Bénéficier d’un soutien financier et structurel
Participer à certaines compétitions européennes
Les organisations estiment que cette situation « normalise » la présence des colonies et contribue indirectement à la légitimation de l’occupation.
Elles invoquent notamment l’article 8 du Statut de Rome, texte fondateur de la CPI, qui traite des crimes de guerre liés au transfert de population civile vers des territoires occupés.
🌍 Un contexte juridique et diplomatique sensible
En juillet 2024, la Cour internationale de justice (CIJ) avait estimé que l’occupation et la colonisation israélienne en Cisjordanie, y compris Jérusalem-Est, étaient contraires au droit international.
En octobre 2024, un rapporteur spécial des Nations unies avait également adressé une lettre à la FIFA pour exprimer ses inquiétudes concernant la participation de clubs basés dans les colonies aux compétitions officielles.
🗣️ La réaction de l’UEFA
L’UEFA a rejeté ces accusations, qualifiant la plainte de « sensationnaliste et infondée ». L’instance affirme défendre « le sport et l’humanité, et non la politique ».

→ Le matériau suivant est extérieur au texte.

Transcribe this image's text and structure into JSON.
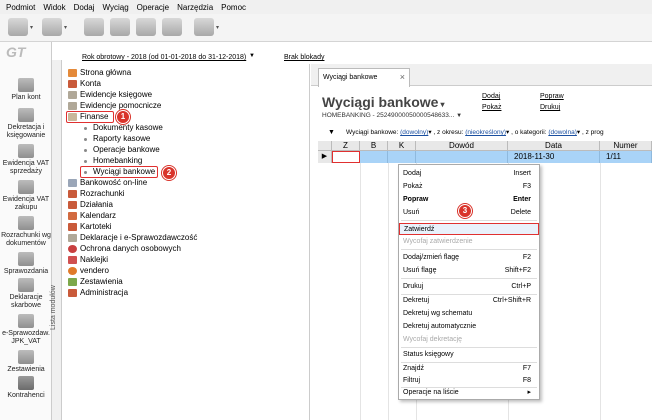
{
  "menubar": [
    "Podmiot",
    "Widok",
    "Dodaj",
    "Wyciąg",
    "Operacje",
    "Narzędzia",
    "Pomoc"
  ],
  "logo": "GT",
  "period": {
    "year": "Rok obrotowy - 2018  (od 01-01-2018 do 31-12-2018)",
    "locks": "Brak blokady"
  },
  "leftnav": [
    {
      "label": "Plan kont"
    },
    {
      "label": "Dekretacja i księgowanie"
    },
    {
      "label": "Ewidencja VAT sprzedaży"
    },
    {
      "label": "Ewidencja VAT zakupu"
    },
    {
      "label": "Rozrachunki wg dokumentów"
    },
    {
      "label": "Sprawozdania"
    },
    {
      "label": "Deklaracje skarbowe"
    },
    {
      "label": "e-Sprawozdaw. JPK_VAT"
    },
    {
      "label": "Zestawienia"
    },
    {
      "label": "Kontrahenci"
    }
  ],
  "strip_label": "Lista modułów",
  "tree": [
    {
      "label": "Strona główna",
      "level": 0
    },
    {
      "label": "Konta",
      "level": 0
    },
    {
      "label": "Ewidencje księgowe",
      "level": 0
    },
    {
      "label": "Ewidencje pomocnicze",
      "level": 0
    },
    {
      "label": "Finanse",
      "level": 0
    },
    {
      "label": "Dokumenty kasowe",
      "level": 1
    },
    {
      "label": "Raporty kasowe",
      "level": 1
    },
    {
      "label": "Operacje bankowe",
      "level": 1
    },
    {
      "label": "Homebanking",
      "level": 1
    },
    {
      "label": "Wyciągi bankowe",
      "level": 1
    },
    {
      "label": "Bankowość on-line",
      "level": 0
    },
    {
      "label": "Rozrachunki",
      "level": 0
    },
    {
      "label": "Działania",
      "level": 0
    },
    {
      "label": "Kalendarz",
      "level": 0
    },
    {
      "label": "Kartoteki",
      "level": 0
    },
    {
      "label": "Deklaracje i e-Sprawozdawczość",
      "level": 0
    },
    {
      "label": "Ochrona danych osobowych",
      "level": 0
    },
    {
      "label": "Naklejki",
      "level": 0
    },
    {
      "label": "vendero",
      "level": 0
    },
    {
      "label": "Zestawienia",
      "level": 0
    },
    {
      "label": "Administracja",
      "level": 0
    }
  ],
  "badges": [
    "1",
    "2",
    "3"
  ],
  "tab": {
    "label": "Wyciągi bankowe",
    "close": "×"
  },
  "panel": {
    "title": "Wyciągi bankowe",
    "subtitle": "HOMEBANKING - 25249000050000548633...",
    "links": [
      "Dodaj",
      "Popraw",
      "Pokaż",
      "Drukuj"
    ]
  },
  "filter": {
    "text1": "Wyciągi bankowe:",
    "v1": "(dowolny)",
    "text2": ", z okresu:",
    "v2": "(nieokreślony)",
    "text3": ", o kategorii:",
    "v3": "(dowolna)",
    "text4": ", z prog"
  },
  "grid": {
    "headers": [
      "Z",
      "B",
      "K",
      "Dowód",
      "Data",
      "Numer"
    ],
    "row": {
      "date": "2018-11-30",
      "number": "1/11"
    }
  },
  "context_menu": [
    {
      "label": "Dodaj",
      "shortcut": "Insert"
    },
    {
      "label": "Pokaż",
      "shortcut": "F3"
    },
    {
      "label": "Popraw",
      "shortcut": "Enter",
      "bold": true
    },
    {
      "label": "Usuń",
      "shortcut": "Delete"
    },
    {
      "label": "Zatwierdź",
      "shortcut": "",
      "highlight": true
    },
    {
      "label": "Wycofaj zatwierdzenie",
      "shortcut": "",
      "disabled": true
    },
    {
      "label": "Dodaj/zmień flagę",
      "shortcut": "F2"
    },
    {
      "label": "Usuń flagę",
      "shortcut": "Shift+F2"
    },
    {
      "label": "Drukuj",
      "shortcut": "Ctrl+P"
    },
    {
      "label": "Dekretuj",
      "shortcut": "Ctrl+Shift+R"
    },
    {
      "label": "Dekretuj wg schematu",
      "shortcut": ""
    },
    {
      "label": "Dekretuj automatycznie",
      "shortcut": ""
    },
    {
      "label": "Wycofaj dekretację",
      "shortcut": "",
      "disabled": true
    },
    {
      "label": "Status księgowy",
      "shortcut": ""
    },
    {
      "label": "Znajdź",
      "shortcut": "F7"
    },
    {
      "label": "Filtruj",
      "shortcut": "F8"
    },
    {
      "label": "Operacje na liście",
      "shortcut": "▸"
    }
  ]
}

De son côté, la FIFA n’a pas encore communiqué officiellement sur cette procédure.
🔎 Et maintenant ?
Le Bureau du Procureur de la CPI doit procéder à un examen préliminaire pour déterminer si les éléments présentés justifient l’ouverture d’une enquête formelle.
Cette affaire pourrait marquer un tournant majeur dans les relations entre sport international et droit international humanitaire, posant une question sensible : jusqu’où les instances sportives peuvent-elles rester neutres face aux enjeux géopolitiques ?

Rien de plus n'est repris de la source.